# Tire pressure



## boneheaddoctor (Dec 10, 2014)

Could be a nail...which is your problem..(I doubt road hazards are covered), if its a porous aftermarket rim...its your problem, if its a bead leaking on aftermarket rims its your problem. Unless someone has a better idea, it might be cheaper and quicker to have a tire shop check it out.


----------



## cruzinred92 (Dec 4, 2013)

+1. Tire shop should charge about $20 for a flat repair in which they should dunk the wheel and find the leak.


----------



## neile300c (Jul 8, 2014)

Walmart is $10 for flat repair, if it is not in the shoulder or sidewall of tire. Mine was in the shoulder, so I have a new FR710 on the front, I got the road hazard warranty for when it happens again.


----------



## James1549 (Sep 14, 2015)

Take the wheel off the car. Since it is a slow leak, air up to 40-50 psi or so.Using some diluted soap detergent in a spray bottle, spray on one bead at a time when the tire is laying flat. Spray around the valve stem. Remove cap to be sure core is not leaking. From there, spray the tread a section at a time. If it is leaking, you will see it.

James


----------



## BucaMan (Mar 22, 2011)

Since your chrome wheels are new, this is not likely your problem. But on my Silverado, after a few years of having chrome rims, the chrome finish was flaking/deteriorating in some spots. This was true even in the tire valve area. I was steadily loosing pressure in 3 of my 4 tires. The tire valves had to be removed, and the wheel "tire valve passages" cleaned of flaking chrome, then reinserted. Problem solved.


----------



## NickD (Dec 10, 2011)

Can't beat dipping the tire in water to see bubbles leaking out. Ha, about the only thing most people have a home for this is their bathtub. But takes time because will have air stuck to the side of the tire, have to wait until those bubbles slow down.

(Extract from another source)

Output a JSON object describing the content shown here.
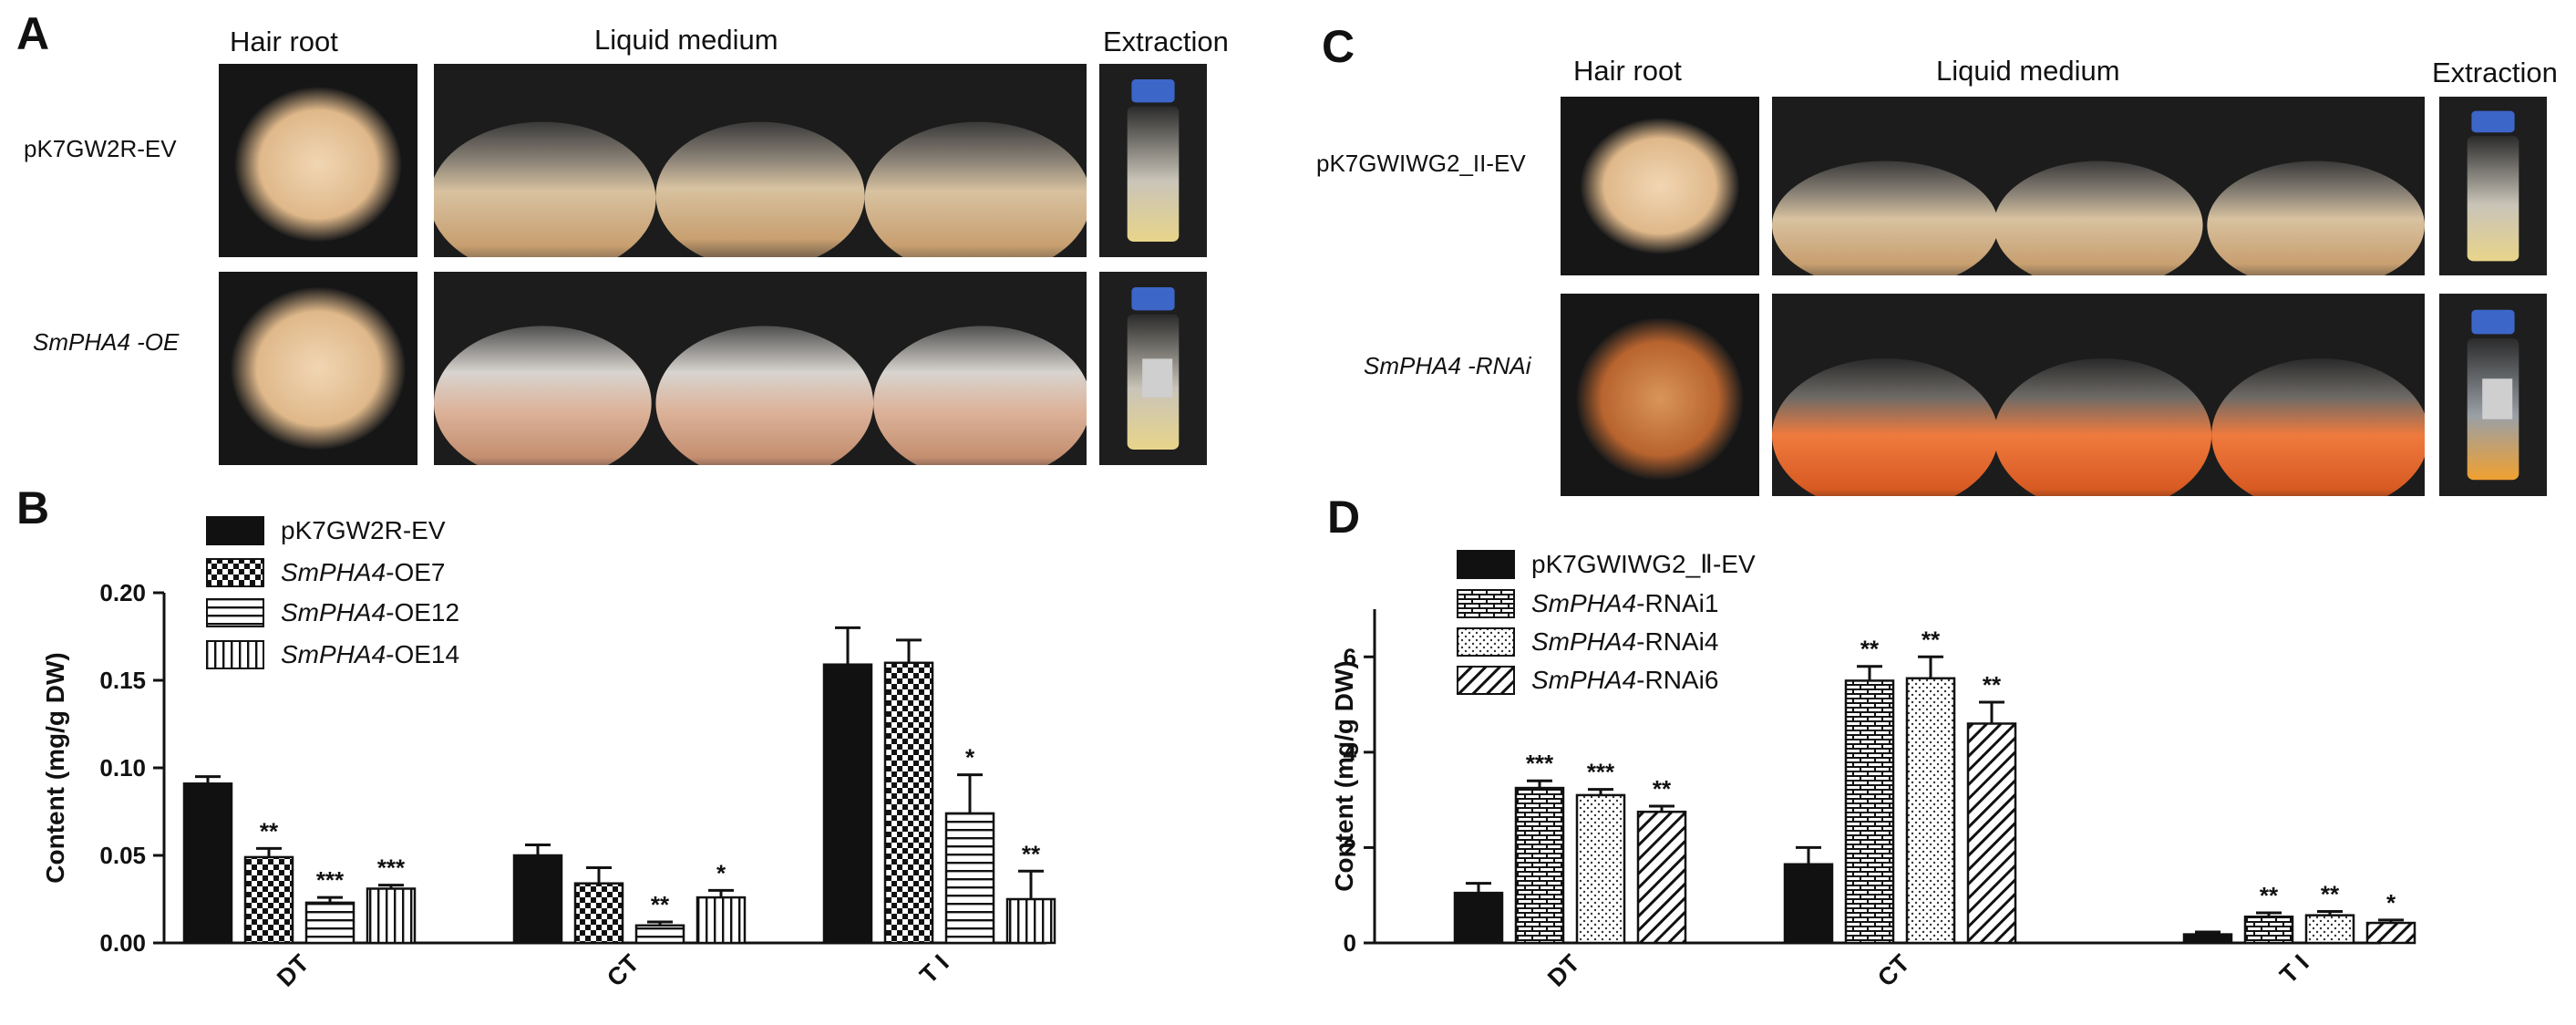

Been planted here way before tubeless tires came into existence, to me, another way to save a couple of bucks, have about ten feet of tire rim space to develop leaks that was never a problem with inner tubes. Both the rims and tire has to be cleaned, and a sealer used.

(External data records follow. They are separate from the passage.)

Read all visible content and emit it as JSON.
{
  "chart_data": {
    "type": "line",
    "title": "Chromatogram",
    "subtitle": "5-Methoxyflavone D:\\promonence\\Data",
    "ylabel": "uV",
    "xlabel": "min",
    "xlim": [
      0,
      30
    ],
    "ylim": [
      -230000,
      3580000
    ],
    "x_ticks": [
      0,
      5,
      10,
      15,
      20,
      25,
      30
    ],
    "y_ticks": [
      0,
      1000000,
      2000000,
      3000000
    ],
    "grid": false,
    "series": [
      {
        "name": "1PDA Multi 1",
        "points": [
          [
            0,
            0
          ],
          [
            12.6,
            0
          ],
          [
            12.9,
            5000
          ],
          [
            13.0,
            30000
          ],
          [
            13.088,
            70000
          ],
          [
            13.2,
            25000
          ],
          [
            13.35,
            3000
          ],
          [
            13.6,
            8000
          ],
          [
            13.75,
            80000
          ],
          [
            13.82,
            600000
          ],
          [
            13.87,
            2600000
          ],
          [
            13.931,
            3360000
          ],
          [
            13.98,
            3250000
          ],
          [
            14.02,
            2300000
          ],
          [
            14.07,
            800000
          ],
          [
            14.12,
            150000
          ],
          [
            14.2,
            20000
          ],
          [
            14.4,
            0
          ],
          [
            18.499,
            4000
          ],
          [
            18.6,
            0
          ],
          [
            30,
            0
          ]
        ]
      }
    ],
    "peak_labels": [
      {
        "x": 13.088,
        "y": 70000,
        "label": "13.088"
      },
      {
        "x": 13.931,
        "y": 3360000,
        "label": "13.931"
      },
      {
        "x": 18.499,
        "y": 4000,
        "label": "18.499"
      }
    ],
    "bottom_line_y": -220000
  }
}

Back then could break the bead with my foot, both sides, beads have to be pushed in, and just a small pry bar, could get the tire off. Still doing this on my bicycles, but no tools are used on these. 

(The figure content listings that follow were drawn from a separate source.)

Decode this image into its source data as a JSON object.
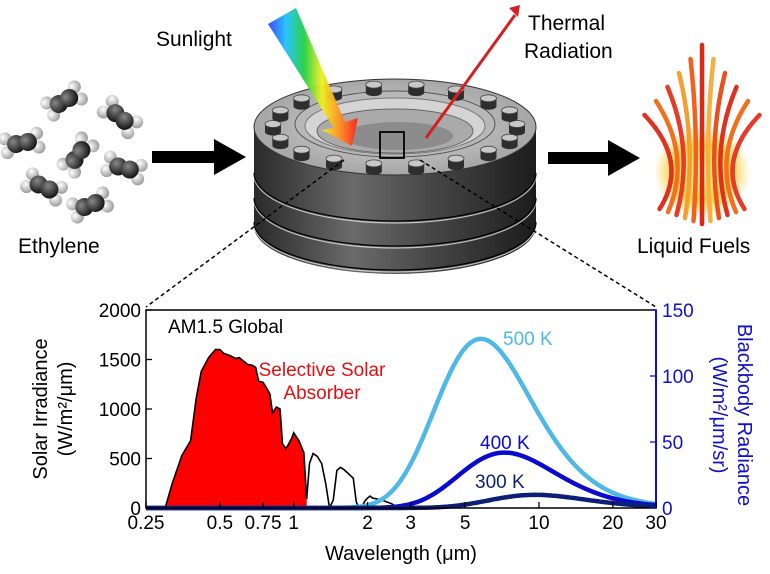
{
  "labels": {
    "sunlight": "Sunlight",
    "thermal_line1": "Thermal",
    "thermal_line2": "Radiation",
    "ethylene": "Ethylene",
    "liquid_fuels": "Liquid Fuels",
    "selective_line1": "Selective Solar",
    "selective_line2": "Absorber"
  },
  "colors": {
    "absorber_fill": "#ff0000",
    "spectrum_line": "#000000",
    "bb_500": "#4fb8e6",
    "bb_400": "#0a0ad0",
    "bb_300": "#0c1f78",
    "right_axis": "#1010c8",
    "thermal_arrow": "#d42020"
  },
  "chart_data": {
    "type": "line",
    "x_scale": "log",
    "xlabel": "Wavelength (μm)",
    "ylabel_left_line1": "Solar Irradiance",
    "ylabel_left_line2": "(W/m²/μm)",
    "ylabel_right_line1": "Blackbody Radiance",
    "ylabel_right_line2": "(W/m²/μm/sr)",
    "xlim": [
      0.25,
      30
    ],
    "ylim_left": [
      0,
      2000
    ],
    "ylim_right": [
      0,
      150
    ],
    "x_ticks": [
      0.25,
      0.5,
      0.75,
      1,
      2,
      3,
      5,
      10,
      20,
      30
    ],
    "x_tick_labels": [
      "0.25",
      "0.5",
      "0.75",
      "1",
      "2",
      "3",
      "5",
      "10",
      "20",
      "30"
    ],
    "y_left_ticks": [
      0,
      500,
      1000,
      1500,
      2000
    ],
    "y_left_tick_labels": [
      "0",
      "500",
      "1000",
      "1500",
      "2000"
    ],
    "y_right_ticks": [
      0,
      50,
      100,
      150
    ],
    "y_right_tick_labels": [
      "0",
      "50",
      "100",
      "150"
    ],
    "series": [
      {
        "name": "AM1.5 Global",
        "axis": "left",
        "x": [
          0.28,
          0.3,
          0.32,
          0.35,
          0.38,
          0.4,
          0.42,
          0.45,
          0.48,
          0.5,
          0.52,
          0.55,
          0.58,
          0.6,
          0.62,
          0.65,
          0.68,
          0.7,
          0.72,
          0.75,
          0.78,
          0.8,
          0.82,
          0.85,
          0.88,
          0.9,
          0.93,
          0.95,
          0.98,
          1.0,
          1.05,
          1.1,
          1.13,
          1.16,
          1.2,
          1.25,
          1.3,
          1.35,
          1.4,
          1.45,
          1.5,
          1.55,
          1.6,
          1.65,
          1.7,
          1.75,
          1.8,
          1.85,
          1.9,
          1.95,
          2.0,
          2.05,
          2.1,
          2.2,
          2.3,
          2.4,
          2.5,
          2.6,
          2.8,
          3.0,
          3.5,
          4.0
        ],
        "y": [
          0,
          10,
          250,
          530,
          680,
          1100,
          1380,
          1520,
          1600,
          1600,
          1560,
          1540,
          1510,
          1520,
          1490,
          1450,
          1440,
          1420,
          1280,
          1270,
          1200,
          1150,
          960,
          1020,
          1000,
          650,
          600,
          640,
          700,
          760,
          680,
          560,
          90,
          450,
          550,
          520,
          450,
          250,
          0,
          80,
          380,
          410,
          390,
          360,
          330,
          300,
          60,
          0,
          15,
          70,
          100,
          120,
          100,
          90,
          80,
          60,
          45,
          20,
          0,
          0,
          0,
          0
        ]
      },
      {
        "name": "500 K",
        "axis": "right",
        "curve": "planck",
        "temperature": 500,
        "label": "500 K"
      },
      {
        "name": "400 K",
        "axis": "right",
        "curve": "planck",
        "temperature": 400,
        "label": "400 K"
      },
      {
        "name": "300 K",
        "axis": "right",
        "curve": "planck",
        "temperature": 300,
        "label": "300 K"
      }
    ],
    "shaded_region": {
      "series": "AM1.5 Global",
      "x_range": [
        0.28,
        1.13
      ]
    }
  }
}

This problem really had been exacerbated by the extensive use of road salt, the government solution to this problem is to make TPMS mandatory on all vehicles. Kind of stupid, when you can tell by the handling you have a low tire. And an extremely expensive way to replace a cheap tire gauge. Just a tad more of convenience, but still can't find air anywhere with these convenience store selling beer by the tons gas stations. 

Yet another problem with tires that share the same problem with simple oil changes, they don't use the brightest people in the world to do these tasks. Daughter-in-law recently went to her Walmart store to have a leak repaired. Put some minimum wage guy to do the job and ended up wrecking the tire. But her father-in-law straightened that out for her.

Another problem with mandatory ABS, all tires have to have equal wear, difference in rotation speed due to one new tire will generate a code. To do it right, and if you have to follow rotation rules imposed by tire manufacturers, have to replace all four.


----------